Nicole RIley, Virginia director of the NFIB, which represents around 6,000 small businesses in the General Assembly, argued the regulations should be repealed in favor of looser federal rules and guidelines from the Centers for Disease Control and Prevention.
Riley said her members’ top priority was lowering taxes. She said she’d push lawmakers to allow businesses to avoid taxes on up to $100,000 of federal and state pandemic loans (an idea included in outgoing Gov. Ralph Northam’s budget proposal), double the standard deduction for individuals and create a one year state tax holiday for businesses that earn up to $250,000 in revenue. Youngkin floated all three ideas on the campaign trail.
“A number of the proposals that have been talked about are helpful both to small business owners but also regular working Virginians,” Riley said.
One recent analysis found enacting some of Youngkin’s proposals could cost local and state governments almost $300 million per year in lost revenue used to pay for essential services like education.
Riley said she would also check whether lawmakers had any appetite to freeze a scheduled minimum wage increase at $11 an hour, which became the new threshold on Jan. 1. She argued businesses needed flexibility to meet their varied labor needs. The state wage is set to rise again to $12 an hour in 2023 before a legislative panel reviews a further increase to $15 an hour. Riley also said a law passed earlier this year adding protections for overtime pay should be reexamined or repealed because looser federal laws were sufficient.
Not all businesses share those priorities against the backdrop of a nationwide labor shortage. One group, Business for a Fair Minimum Wage, represents businesses from Buz and Ned’s Real Barbecue in Richmond to the outdoors retailer Patagonia who back a $15 minimum wage. The group’s vice president, Alissa Barron-Menza, said in a statement that raising the wage would “help businesses hire and retain employees, reducing turnover and increasing productivity.”
Porter declined to say whether Youngkin supported the minimum wage freeze.
All of the legislative proposals would have to pass the state Senate, where Democrats hold a 21-19 majority.
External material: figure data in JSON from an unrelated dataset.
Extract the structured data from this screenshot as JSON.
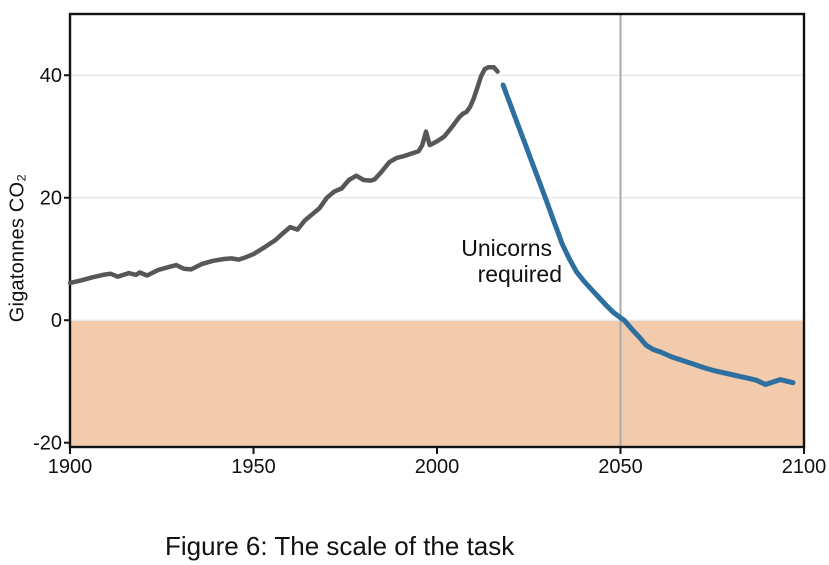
{
  "figure": {
    "caption": "Figure 6: The scale of the task"
  },
  "chart_data": {
    "type": "line",
    "title": "",
    "xlabel": "",
    "ylabel": "Gigatonnes CO₂",
    "xlim": [
      1900,
      2100
    ],
    "ylim": [
      -20.7,
      50.0
    ],
    "x_ticks": [
      1900,
      1950,
      2000,
      2050,
      2100
    ],
    "y_ticks": [
      40,
      20,
      0,
      -20
    ],
    "gridlines_y": [
      40,
      20,
      0
    ],
    "grid": true,
    "legend": "none",
    "grid_color": "#e8e8e8",
    "frame_color": "#111111",
    "background_color": "#ffffff",
    "vline": {
      "x": 2050,
      "color": "#a9a9a9"
    },
    "shaded_region": {
      "from": 0,
      "to": -20.7,
      "color": "#f2cbad"
    },
    "annotation": {
      "line1": "Unicorns",
      "line2": "required"
    },
    "series": [
      {
        "name": "historical-emissions",
        "color": "#57575a",
        "width": 4.5,
        "points": [
          [
            1900,
            6.1
          ],
          [
            1903,
            6.5
          ],
          [
            1906,
            7.0
          ],
          [
            1909,
            7.4
          ],
          [
            1911,
            7.6
          ],
          [
            1913,
            7.1
          ],
          [
            1916,
            7.7
          ],
          [
            1918,
            7.4
          ],
          [
            1919,
            7.8
          ],
          [
            1921,
            7.3
          ],
          [
            1924,
            8.2
          ],
          [
            1927,
            8.7
          ],
          [
            1929,
            9.0
          ],
          [
            1931,
            8.4
          ],
          [
            1933,
            8.3
          ],
          [
            1936,
            9.2
          ],
          [
            1939,
            9.7
          ],
          [
            1942,
            10.0
          ],
          [
            1944,
            10.1
          ],
          [
            1946,
            9.9
          ],
          [
            1948,
            10.3
          ],
          [
            1950,
            10.8
          ],
          [
            1953,
            11.9
          ],
          [
            1956,
            13.1
          ],
          [
            1958,
            14.2
          ],
          [
            1960,
            15.2
          ],
          [
            1962,
            14.8
          ],
          [
            1964,
            16.3
          ],
          [
            1966,
            17.3
          ],
          [
            1968,
            18.3
          ],
          [
            1970,
            20.0
          ],
          [
            1972,
            21.0
          ],
          [
            1974,
            21.5
          ],
          [
            1976,
            22.9
          ],
          [
            1978,
            23.6
          ],
          [
            1980,
            22.9
          ],
          [
            1982,
            22.8
          ],
          [
            1983,
            23.0
          ],
          [
            1985,
            24.3
          ],
          [
            1987,
            25.8
          ],
          [
            1989,
            26.5
          ],
          [
            1991,
            26.8
          ],
          [
            1993,
            27.2
          ],
          [
            1995,
            27.6
          ],
          [
            1996,
            28.6
          ],
          [
            1997,
            30.8
          ],
          [
            1998,
            28.6
          ],
          [
            2000,
            29.2
          ],
          [
            2002,
            30.0
          ],
          [
            2004,
            31.5
          ],
          [
            2006,
            33.1
          ],
          [
            2007,
            33.7
          ],
          [
            2008,
            34.0
          ],
          [
            2009,
            34.8
          ],
          [
            2010,
            36.2
          ],
          [
            2011,
            38.0
          ],
          [
            2012,
            39.8
          ],
          [
            2013,
            41.0
          ],
          [
            2014,
            41.3
          ],
          [
            2015.5,
            41.3
          ],
          [
            2016.5,
            40.6
          ]
        ]
      },
      {
        "name": "required-pathway",
        "color": "#2d6f9e",
        "width": 5,
        "points": [
          [
            2018,
            38.4
          ],
          [
            2019,
            36.8
          ],
          [
            2020,
            35.2
          ],
          [
            2022,
            32.0
          ],
          [
            2024,
            28.8
          ],
          [
            2026,
            25.6
          ],
          [
            2028,
            22.4
          ],
          [
            2030,
            19.2
          ],
          [
            2032,
            15.9
          ],
          [
            2033,
            14.3
          ],
          [
            2034,
            12.6
          ],
          [
            2036,
            10.1
          ],
          [
            2038,
            7.9
          ],
          [
            2040,
            6.4
          ],
          [
            2042,
            5.1
          ],
          [
            2044,
            3.8
          ],
          [
            2046,
            2.5
          ],
          [
            2048,
            1.3
          ],
          [
            2050,
            0.4
          ],
          [
            2051,
            0.0
          ],
          [
            2053,
            -1.4
          ],
          [
            2055,
            -2.7
          ],
          [
            2057,
            -4.1
          ],
          [
            2059,
            -4.8
          ],
          [
            2061,
            -5.2
          ],
          [
            2064,
            -6.0
          ],
          [
            2067,
            -6.6
          ],
          [
            2070,
            -7.2
          ],
          [
            2073,
            -7.8
          ],
          [
            2076,
            -8.3
          ],
          [
            2079,
            -8.7
          ],
          [
            2082,
            -9.1
          ],
          [
            2085,
            -9.5
          ],
          [
            2087,
            -9.8
          ],
          [
            2089.5,
            -10.5
          ],
          [
            2093.5,
            -9.7
          ],
          [
            2095,
            -9.9
          ],
          [
            2097,
            -10.2
          ]
        ]
      }
    ]
  }
}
Sen. Chap Petersen (D - Fairfax City), who has at times pushed back on labor demands from progressive members, said he expected Democrats would “hold the line” on 99% of the legislation they passed over the last two years.
“Just because the House has flipped control doesn't mean that necessarily we're reopening the door to all these debates,” Petersen said.
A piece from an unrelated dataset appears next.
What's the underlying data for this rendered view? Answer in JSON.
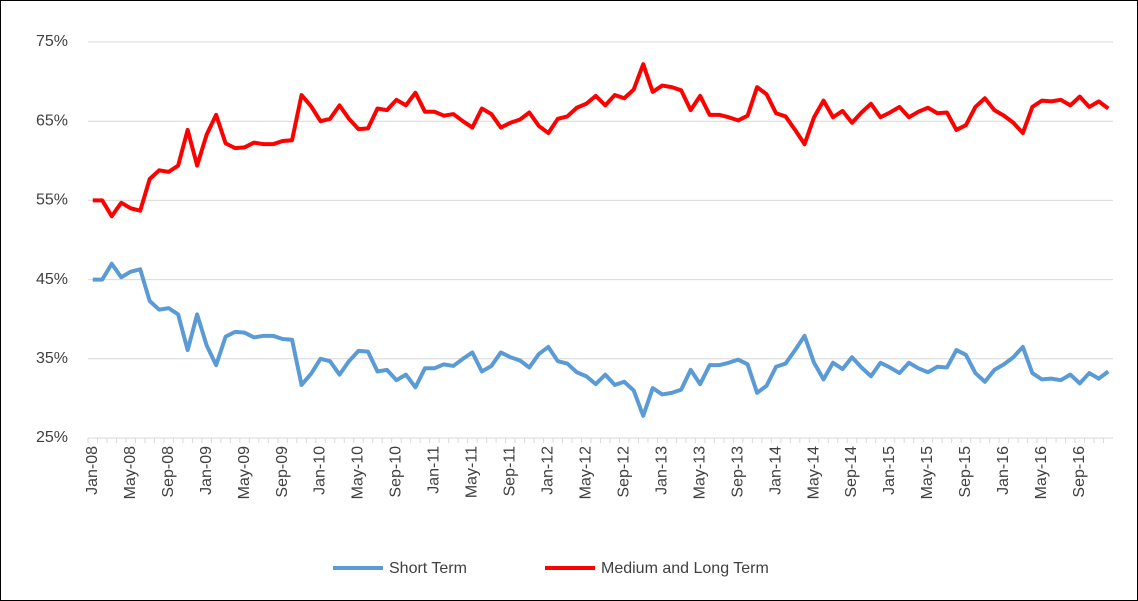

Still, Petersen said he planned on introducing a bill raising the standard deduction, a position that aligned him with Youngkin and other Republicans.
Oxfam ranked Virginia as the worst state in the U.S. for workers in 2018. David Broder, president of SEIU Virginia 512, credited Democrats for bumping up that ranking to 24th in the U.S. last year. New pro-labor laws raised the minimum wage, created collective bargaining rights for some public sector employees and added new protections against wage theft.
“I think any attempt to rollback the vital worker protections that we've passed would be bad for our economy and bad politically for those who tried to do so,” Broder said.